The family boarded the Express at eight in the evening and slept all night; to be ready for the next morning, Jessie White slept fully dressed. Elwyn was dazzled by this first big journey. He loved the luxurious green walls of the Pullman car and the shiny ladders to the upper berths and the clever way a sort of hammock was strung nearby to hold his clothes. He couldn’t stop playing with the controls of the three-speed electric fan and thought the loud and gloriously shiny toilet worthy of a caliph. And he was impressed when a porter clamped a pillow between his teeth so that he could tug a white pillowcase up around it.
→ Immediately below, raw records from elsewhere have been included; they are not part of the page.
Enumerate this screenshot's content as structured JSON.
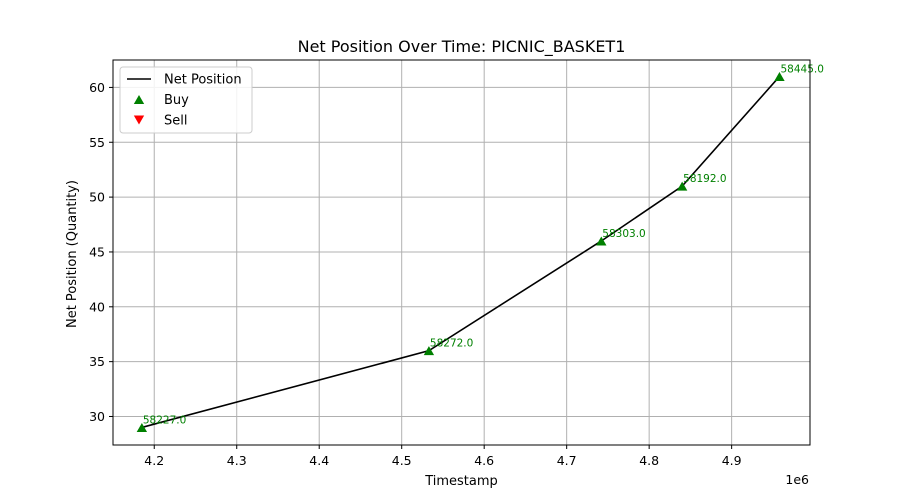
{
  "chart_data": {
    "type": "line",
    "title": "Net Position Over Time: PICNIC_BASKET1",
    "xlabel": "Timestamp",
    "ylabel": "Net Position (Quantity)",
    "x_offset_label": "1e6",
    "xlim": [
      4.15,
      4.995
    ],
    "ylim": [
      27.4,
      62.5
    ],
    "x_ticks": [
      4.2,
      4.3,
      4.4,
      4.5,
      4.6,
      4.7,
      4.8,
      4.9
    ],
    "x_tick_labels": [
      "4.2",
      "4.3",
      "4.4",
      "4.5",
      "4.6",
      "4.7",
      "4.8",
      "4.9"
    ],
    "y_ticks": [
      30,
      35,
      40,
      45,
      50,
      55,
      60
    ],
    "y_tick_labels": [
      "30",
      "35",
      "40",
      "45",
      "50",
      "55",
      "60"
    ],
    "grid": true,
    "legend": {
      "placement": "top-left",
      "entries": [
        {
          "label": "Net Position",
          "marker": "line",
          "color": "#000000"
        },
        {
          "label": "Buy",
          "marker": "triangle-up",
          "color": "#008000"
        },
        {
          "label": "Sell",
          "marker": "triangle-down",
          "color": "#ff0000"
        }
      ]
    },
    "series": [
      {
        "name": "Net Position",
        "color": "#000000",
        "x": [
          4.185,
          4.533,
          4.742,
          4.84,
          4.958
        ],
        "y": [
          29,
          36,
          46,
          51,
          61
        ]
      },
      {
        "name": "Buy",
        "color": "#008000",
        "marker": "triangle-up",
        "x": [
          4.185,
          4.533,
          4.742,
          4.84,
          4.958
        ],
        "y": [
          29,
          36,
          46,
          51,
          61
        ],
        "labels": [
          "58227.0",
          "58272.0",
          "58303.0",
          "58192.0",
          "58445.0"
        ]
      },
      {
        "name": "Sell",
        "color": "#ff0000",
        "marker": "triangle-down",
        "x": [],
        "y": []
      }
    ]
  }
}
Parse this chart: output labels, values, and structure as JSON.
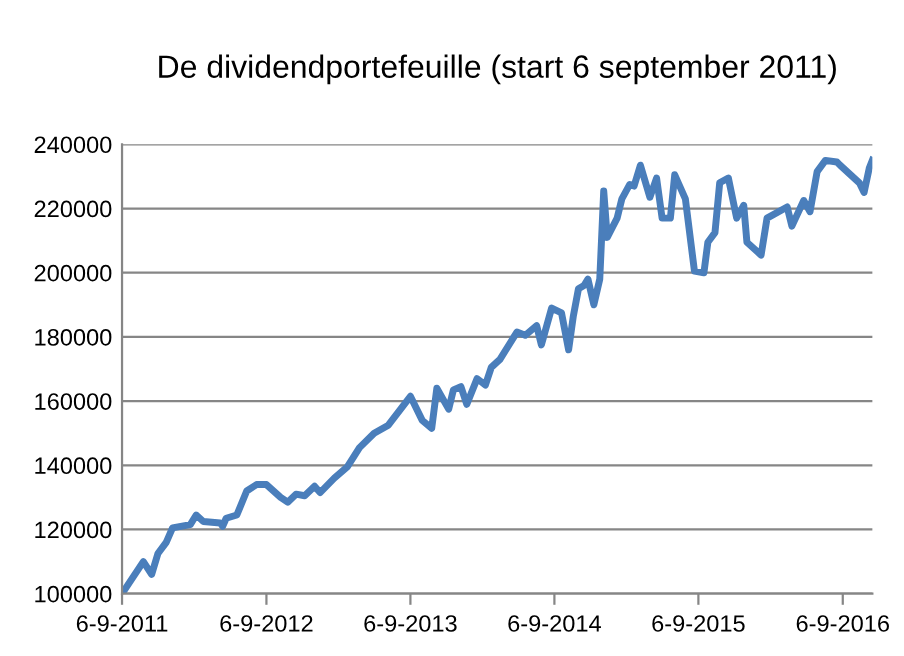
{
  "chart_data": {
    "type": "line",
    "title": "De dividendportefeuille (start 6 september 2011)",
    "grid": "y",
    "marker": "none",
    "line_style": "solid",
    "xlim": [
      "2011-09-06",
      "2016-11-20"
    ],
    "ylim": [
      100000,
      240000
    ],
    "xticks": [
      {
        "value": "2011-09-06",
        "label": "6-9-2011"
      },
      {
        "value": "2012-09-06",
        "label": "6-9-2012"
      },
      {
        "value": "2013-09-06",
        "label": "6-9-2013"
      },
      {
        "value": "2014-09-06",
        "label": "6-9-2014"
      },
      {
        "value": "2015-09-06",
        "label": "6-9-2015"
      },
      {
        "value": "2016-09-06",
        "label": "6-9-2016"
      }
    ],
    "yticks": [
      100000,
      120000,
      140000,
      160000,
      180000,
      200000,
      220000,
      240000
    ],
    "series": [
      {
        "color": "#4a7ebb",
        "x": [
          "2011-09-06",
          "2011-10-30",
          "2011-11-20",
          "2011-12-06",
          "2011-12-27",
          "2012-01-12",
          "2012-02-26",
          "2012-03-12",
          "2012-03-30",
          "2012-05-12",
          "2012-05-18",
          "2012-05-27",
          "2012-06-23",
          "2012-07-18",
          "2012-08-12",
          "2012-09-06",
          "2012-10-12",
          "2012-10-30",
          "2012-11-20",
          "2012-12-12",
          "2013-01-06",
          "2013-01-20",
          "2013-02-25",
          "2013-03-30",
          "2013-04-30",
          "2013-06-06",
          "2013-07-12",
          "2013-09-06",
          "2013-10-06",
          "2013-10-30",
          "2013-11-12",
          "2013-12-12",
          "2013-12-24",
          "2014-01-12",
          "2014-01-27",
          "2014-02-22",
          "2014-03-15",
          "2014-03-30",
          "2014-04-21",
          "2014-06-03",
          "2014-06-24",
          "2014-07-23",
          "2014-08-04",
          "2014-08-30",
          "2014-09-24",
          "2014-10-12",
          "2014-10-24",
          "2014-11-06",
          "2014-11-20",
          "2014-11-30",
          "2014-12-15",
          "2014-12-30",
          "2015-01-09",
          "2015-01-18",
          "2015-02-12",
          "2015-02-24",
          "2015-03-16",
          "2015-03-27",
          "2015-04-12",
          "2015-05-06",
          "2015-05-23",
          "2015-06-06",
          "2015-06-27",
          "2015-07-08",
          "2015-08-04",
          "2015-08-27",
          "2015-09-20",
          "2015-09-30",
          "2015-10-18",
          "2015-10-30",
          "2015-11-21",
          "2015-12-12",
          "2015-12-30",
          "2016-01-07",
          "2016-02-12",
          "2016-02-27",
          "2016-04-18",
          "2016-04-30",
          "2016-05-30",
          "2016-06-15",
          "2016-07-03",
          "2016-07-24",
          "2016-08-22",
          "2016-08-30",
          "2016-10-18",
          "2016-10-30",
          "2016-11-12",
          "2016-11-20"
        ],
        "values": [
          100000,
          110000,
          106000,
          112500,
          116000,
          120500,
          121500,
          124500,
          122500,
          122000,
          121000,
          123500,
          124500,
          132000,
          134000,
          134000,
          130000,
          128500,
          131000,
          130500,
          133500,
          131500,
          136000,
          139500,
          145500,
          150000,
          152500,
          161500,
          154000,
          151500,
          164000,
          157500,
          163500,
          164500,
          159000,
          167000,
          165000,
          170500,
          173000,
          181500,
          180500,
          183500,
          177500,
          189000,
          187500,
          176000,
          186500,
          195000,
          196000,
          198000,
          190000,
          198000,
          225500,
          211000,
          217000,
          223000,
          227500,
          227000,
          233500,
          223500,
          229500,
          217000,
          217000,
          230500,
          223000,
          200500,
          200000,
          209500,
          212500,
          228000,
          229500,
          217000,
          221000,
          209500,
          205500,
          217000,
          220500,
          214500,
          222500,
          219000,
          231500,
          235000,
          234500,
          233500,
          228000,
          225000,
          232500,
          235000
        ]
      }
    ]
  }
}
They arrived in Belgrade midmorning the next day, trading the din of the New York station for birdsong and fresh pine-scented woodland. To carry the trunks to camp, a smiling farmer met them at the train station in a horse-drawn buckboard with redolent hay in the back. Samuel seemed to Elwyn calmly authoritative during the commotion about the many heavy trunks. The fresh country air helped keep the mood high during the jostling, buttock-numbing ten-mile ride to the camp.
Soon they caught their first glimpse, through light-trunked birch and dark-boughed spruce, of the beautiful Messalonskee Lake. Their lakeside cabin was only a few steps from the boulders that mediated between land and water. From the first approach along the sandy path between tree roots, under angular pines and softer-looking deciduous trees, the cabin promised freedom from the usual routine back home in swept and white-painted Mount Vernon. Its porch was rakishly supported by stacked stones at each corner; its posts still wore their bark like living trees; and its three plank steps lacked risers, so Elwyn could see through them to the darkness underneath—a region, he soon discovered, visited by skunks and raccoons during the night. A wooden sign above the door prophetically identified the cabin as HAPPY DAYS. Albert and Stanley, seventeen and fourteen, on the first trip, had to themselves a separate small cabin nicknamed within the family “Alstan.” Behind the cabin a path led to a wooden outhouse, where a can of chloride of lime was kept near the seat-hole to sprinkle in afterward for reducing the stench. Rustic sapling furniture sat on the porch, but Samuel would sometimes carry a more finished—and thus disappointingly ordinary—rocking chair outside, where he sat in the shade and read, making the porch creak softly as he rocked.